The Graves Act and Parole Ineligibility

by | Apr 23, 2024 | Blog, Criminal Law, Monmouth County, New Jersey, Ocean County

On March 4, 2024 a three-judge appellate panel decided the Middlesex County case of State v. Zaire Cromedy. The principal issue before the Court under N.J.S.A. 2C:39-5(j) concerned whether certain first-degree weapons offenses were exempt from mandatory parole ineligibility under the Graves Act.

Judge Mawla wrote for the panel in relevant part: Even more compelling is the fact that if we interpreted the Graves Act in the manner urged by defendant, those convicted of first-degree firearm offenses, like defendant, could serve lesser sentences than individuals convicted of lower-degree firearm offenses under subsections N.J.S.A. 2C:39-5(a), (b), (c), or (f). Indeed, the sentencing ranges for second-, third-, and fourth-degree offenses are five to ten years, three to five years, and not to exceed eighteen months, respectively. N.J.S.A. 2C:43-6(a)(2) to (4). If a conviction under N.J.S.A. 2C:39-5(j) was exempt from the Graves Act, a first-degree offender could arguably receive a ten-year sentence and become eligible for parole before a second-degree offender. We decline to interpret N.J.S.A. 2C:43-6(c) and N.J.S.A. 2C:39-5(j) in such a fashion, because it would lead to an absurd result.

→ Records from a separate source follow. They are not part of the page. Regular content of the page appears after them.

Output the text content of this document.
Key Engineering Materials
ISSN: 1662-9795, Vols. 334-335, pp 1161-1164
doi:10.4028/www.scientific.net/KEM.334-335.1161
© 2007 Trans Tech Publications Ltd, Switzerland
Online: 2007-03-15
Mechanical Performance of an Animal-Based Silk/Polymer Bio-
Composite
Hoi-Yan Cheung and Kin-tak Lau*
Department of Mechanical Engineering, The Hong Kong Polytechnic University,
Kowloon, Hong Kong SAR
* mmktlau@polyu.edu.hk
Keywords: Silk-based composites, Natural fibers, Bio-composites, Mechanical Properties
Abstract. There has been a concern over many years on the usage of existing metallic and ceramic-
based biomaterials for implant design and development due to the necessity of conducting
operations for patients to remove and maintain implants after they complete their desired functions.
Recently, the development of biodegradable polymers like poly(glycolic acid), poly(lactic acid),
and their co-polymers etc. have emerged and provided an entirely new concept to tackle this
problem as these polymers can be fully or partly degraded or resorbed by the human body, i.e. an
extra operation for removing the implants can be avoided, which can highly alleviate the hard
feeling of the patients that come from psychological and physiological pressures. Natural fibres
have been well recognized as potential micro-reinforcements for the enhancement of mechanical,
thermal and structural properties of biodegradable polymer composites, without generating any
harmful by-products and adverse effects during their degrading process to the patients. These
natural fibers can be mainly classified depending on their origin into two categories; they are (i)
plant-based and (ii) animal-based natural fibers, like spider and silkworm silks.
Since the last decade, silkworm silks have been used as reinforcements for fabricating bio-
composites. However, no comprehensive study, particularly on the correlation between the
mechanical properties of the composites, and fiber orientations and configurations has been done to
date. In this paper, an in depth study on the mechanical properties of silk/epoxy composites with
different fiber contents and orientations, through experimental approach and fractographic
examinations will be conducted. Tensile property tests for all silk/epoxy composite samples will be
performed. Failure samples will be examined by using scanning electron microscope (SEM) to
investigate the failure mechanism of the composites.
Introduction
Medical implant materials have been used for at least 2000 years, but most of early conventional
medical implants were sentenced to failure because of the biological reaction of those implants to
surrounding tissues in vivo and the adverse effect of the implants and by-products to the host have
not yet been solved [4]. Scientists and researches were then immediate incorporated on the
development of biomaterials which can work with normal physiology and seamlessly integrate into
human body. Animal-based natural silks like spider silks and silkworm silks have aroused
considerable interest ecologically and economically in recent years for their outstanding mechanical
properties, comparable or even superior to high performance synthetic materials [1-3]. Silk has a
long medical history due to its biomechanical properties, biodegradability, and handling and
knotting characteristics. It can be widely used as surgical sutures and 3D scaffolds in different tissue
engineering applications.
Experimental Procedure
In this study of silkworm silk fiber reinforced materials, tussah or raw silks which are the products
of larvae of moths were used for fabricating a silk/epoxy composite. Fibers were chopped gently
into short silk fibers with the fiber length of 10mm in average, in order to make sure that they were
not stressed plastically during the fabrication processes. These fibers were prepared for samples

The more sensible interpretation of N.J.S.A. 2C:39-5(j) is as a grading statute. Other examples of grading statutes enacted by the Legislature demonstrate our point. N.J.S.A. 2C:14-2(a)(1) upgrades sexual assault of a victim less than thirteen years old to a first-degree offense and mandates a minimum sentence of twenty-five years of imprisonment before parole eligibility. See State v. Drury (2007) (explaining sexual assault is a second-degree offense which “may be elevated to aggravated sexual assault, a first-degree crime, under certain circumstances”). Conversely, subject to certain conditions, N.J.S.A. 2C:44-1(e) allows a court not to impose a term of imprisonment for “a person convicted of an offense other than a crime of the first or second degree, who has not previously been convicted of an offense.”

These examples demonstrate the Legislature can express the gradation of a penalty for a certain offense and when a defendant shall not be subject to a penalty. N.J.S.A. 2C:39-5(j) is an expression of the former. By virtue of upgrading an unlawful weapons possession offense where a defendant had a prior NERA conviction, the Legislature intended that first-degree offenses become subject to the Graves Act. Because defendant had a prior NERA conviction and was convicted here of N.J.S.A. 2C:39-b(b)(1), N.J.S.A. 2C:39-5(j) upgrades his crime to a first-degree offense, and he must serve a mandatory period of parole ineligibility pursuant to N.J.S.A. 2C:43-6(c).

This is another example of the Legislature being sloppy in their drafting and approving of penal statutes. This litigation could have been avoided if the Legislature included the parole ineligibility term in the new statute.